Nowy szpital przy Grunwaldzkiej z nowym parkingiem. Odwiedzający z niego nie skorzystają. "W 70% stoi pusty"
Skarży się nasz Czytelnik.
- Chciałbym opisać temat parkingu przy nowej części szpitala na Przybyszewskiego. Na tyłach szpitala powstał duży nowy parking. Chciałbym się dowiedzieć jakim prawem i czyja to decyzja, że ochrona nie wpuszcza już na teren parkingu i utrudnia odwiedzanie chorych? Ochroniarz przy szlabanie wpuszcza tylko samochody z kartą inwalidy, parking w 70% stoi pusty, chciałbym uiścić opłatę, czego jak się okazało zrobić nie można, bo system nie działa - napisał do nas Czytelnik. - Co na to dyrekcja? Gdzie mają parkować osoby odwiedzające najbliższych, na przepełnionej, ciasnej ul. Marcelińskiej? Dodam, że mocno pada deszcz, a parking, podkreślam trzeci raz w 70% stoi pusty, co dodatkowo komplikuje dotarcie do szpitala. Dla kogo jest ten parking przy szpitalu i jakie panują tu zasady, że decyzją jednego ochroniarza nie można zaparkować na parkingu wybudowanym za miliony z naszych podatków, bo pan ochroniarz (lub jego przełożeni) ma taki kaprys? Dodam, że na parking przyjeżdżam od 5 dni w różnych porach dnia (do ciężko chorej mamy) i nigdy nie było sytuacji, żeby był zajęty w więcej niż 30-40% - dodaje.

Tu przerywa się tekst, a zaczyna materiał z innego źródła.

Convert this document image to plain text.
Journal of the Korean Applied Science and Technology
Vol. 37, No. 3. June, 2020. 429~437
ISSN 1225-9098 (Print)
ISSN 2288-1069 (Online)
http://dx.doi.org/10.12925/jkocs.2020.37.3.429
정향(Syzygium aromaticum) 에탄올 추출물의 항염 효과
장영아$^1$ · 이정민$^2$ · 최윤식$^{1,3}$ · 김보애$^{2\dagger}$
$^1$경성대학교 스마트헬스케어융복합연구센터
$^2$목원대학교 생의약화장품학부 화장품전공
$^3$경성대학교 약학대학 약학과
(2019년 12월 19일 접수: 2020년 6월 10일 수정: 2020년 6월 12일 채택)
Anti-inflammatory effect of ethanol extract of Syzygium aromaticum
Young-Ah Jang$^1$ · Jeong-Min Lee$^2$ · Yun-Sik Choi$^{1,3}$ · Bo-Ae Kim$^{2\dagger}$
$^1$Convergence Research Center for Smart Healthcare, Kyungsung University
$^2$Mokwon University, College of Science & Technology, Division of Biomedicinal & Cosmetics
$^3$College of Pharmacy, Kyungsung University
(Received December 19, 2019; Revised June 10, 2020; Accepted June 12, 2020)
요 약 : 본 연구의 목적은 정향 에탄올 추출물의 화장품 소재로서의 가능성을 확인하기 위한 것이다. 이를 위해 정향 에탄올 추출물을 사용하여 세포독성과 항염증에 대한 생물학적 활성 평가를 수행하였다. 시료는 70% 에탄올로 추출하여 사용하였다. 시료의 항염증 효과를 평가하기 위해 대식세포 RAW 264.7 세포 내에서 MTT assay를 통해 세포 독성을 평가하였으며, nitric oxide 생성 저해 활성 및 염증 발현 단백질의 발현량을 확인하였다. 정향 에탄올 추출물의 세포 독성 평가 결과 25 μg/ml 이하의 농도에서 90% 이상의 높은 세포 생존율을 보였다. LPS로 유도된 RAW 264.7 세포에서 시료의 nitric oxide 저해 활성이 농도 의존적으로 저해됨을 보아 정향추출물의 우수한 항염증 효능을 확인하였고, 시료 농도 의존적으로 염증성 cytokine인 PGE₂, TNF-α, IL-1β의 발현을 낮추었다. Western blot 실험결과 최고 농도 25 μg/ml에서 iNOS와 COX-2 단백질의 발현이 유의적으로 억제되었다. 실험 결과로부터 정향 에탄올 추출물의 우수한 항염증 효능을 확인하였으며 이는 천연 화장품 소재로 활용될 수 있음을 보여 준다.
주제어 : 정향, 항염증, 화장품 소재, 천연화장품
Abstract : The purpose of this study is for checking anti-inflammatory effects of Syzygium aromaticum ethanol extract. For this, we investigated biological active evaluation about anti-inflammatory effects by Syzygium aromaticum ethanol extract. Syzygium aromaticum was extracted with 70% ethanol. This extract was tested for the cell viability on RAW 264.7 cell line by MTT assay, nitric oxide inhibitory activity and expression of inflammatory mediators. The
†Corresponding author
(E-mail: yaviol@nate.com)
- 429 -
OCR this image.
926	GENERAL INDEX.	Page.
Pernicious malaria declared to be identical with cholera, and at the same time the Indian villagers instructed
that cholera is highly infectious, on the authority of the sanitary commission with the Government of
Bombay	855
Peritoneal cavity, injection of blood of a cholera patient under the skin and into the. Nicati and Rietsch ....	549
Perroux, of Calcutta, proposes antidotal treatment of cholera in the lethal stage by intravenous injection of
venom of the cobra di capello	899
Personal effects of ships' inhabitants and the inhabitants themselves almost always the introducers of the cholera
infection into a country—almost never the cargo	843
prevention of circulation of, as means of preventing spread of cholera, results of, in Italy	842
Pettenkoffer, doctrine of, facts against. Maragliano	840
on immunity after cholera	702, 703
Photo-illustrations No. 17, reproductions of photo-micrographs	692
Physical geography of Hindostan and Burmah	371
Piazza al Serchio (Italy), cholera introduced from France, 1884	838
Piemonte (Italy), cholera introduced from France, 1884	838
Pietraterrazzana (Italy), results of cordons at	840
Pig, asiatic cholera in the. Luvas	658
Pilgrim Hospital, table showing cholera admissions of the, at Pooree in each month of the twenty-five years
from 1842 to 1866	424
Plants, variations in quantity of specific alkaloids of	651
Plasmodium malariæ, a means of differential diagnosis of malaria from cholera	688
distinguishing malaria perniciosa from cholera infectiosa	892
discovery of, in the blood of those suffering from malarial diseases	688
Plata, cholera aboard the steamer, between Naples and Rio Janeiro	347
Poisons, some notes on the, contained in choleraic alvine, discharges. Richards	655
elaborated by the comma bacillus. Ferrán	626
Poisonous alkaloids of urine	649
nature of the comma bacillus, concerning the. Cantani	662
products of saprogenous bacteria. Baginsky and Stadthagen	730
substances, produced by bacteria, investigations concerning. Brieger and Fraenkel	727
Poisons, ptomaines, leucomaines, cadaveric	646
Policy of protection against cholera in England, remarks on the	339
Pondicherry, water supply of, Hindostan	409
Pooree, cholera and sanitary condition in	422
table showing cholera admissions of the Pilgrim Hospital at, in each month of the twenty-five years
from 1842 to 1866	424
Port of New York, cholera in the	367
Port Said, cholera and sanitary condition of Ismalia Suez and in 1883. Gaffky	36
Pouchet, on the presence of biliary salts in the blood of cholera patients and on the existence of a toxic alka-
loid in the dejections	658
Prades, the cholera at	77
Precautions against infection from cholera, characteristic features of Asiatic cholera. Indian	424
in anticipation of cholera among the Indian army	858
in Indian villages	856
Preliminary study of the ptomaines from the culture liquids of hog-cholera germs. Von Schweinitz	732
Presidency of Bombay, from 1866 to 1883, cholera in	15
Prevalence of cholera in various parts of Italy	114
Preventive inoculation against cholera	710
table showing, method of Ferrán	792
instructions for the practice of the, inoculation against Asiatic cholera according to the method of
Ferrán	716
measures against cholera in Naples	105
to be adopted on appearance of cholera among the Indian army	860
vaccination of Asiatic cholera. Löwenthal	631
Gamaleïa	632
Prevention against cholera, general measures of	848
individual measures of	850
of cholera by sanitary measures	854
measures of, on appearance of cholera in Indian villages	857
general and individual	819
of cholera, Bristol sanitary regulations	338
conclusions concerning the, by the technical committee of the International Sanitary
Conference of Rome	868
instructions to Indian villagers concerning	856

Skontaktowaliśmy się w tej sprawie z Uniwersyteckim Szpitalem Klinicznym w Poznaniu. - Parking został wybudowany przede wszystkim z myślą o naszych Pacjentach - jest jednak zamontowany szlaban - od ulicy Grunwaldzkiej 53 (nowy wjazd). Każdy Pacjent wymagający pomocy, udający się na Izbę Przyjęć (z dniem 1 czerwca - SOR), jest na nowy parking wpuszczany - zapewnia Bartosz Sobański, rzecznik placówki. - Zdecydowana większość miejsc na parkingu jest przeznaczona dla Pacjentów. Na parkingu znajduje się także 9 miejsc dla osób niepełnosprawnych - dodaje.
Co z odwiedzającymi? - Rzeczywiście, z tego parkingu nie mogą korzystać osoby odwiedzające Pacjentów w naszym szpitalu. Nie bylibyśmy w stanie zapewnić miejsc parkingowych dla wszystkich, a priorytetem są dla nas pacjenci - kończy.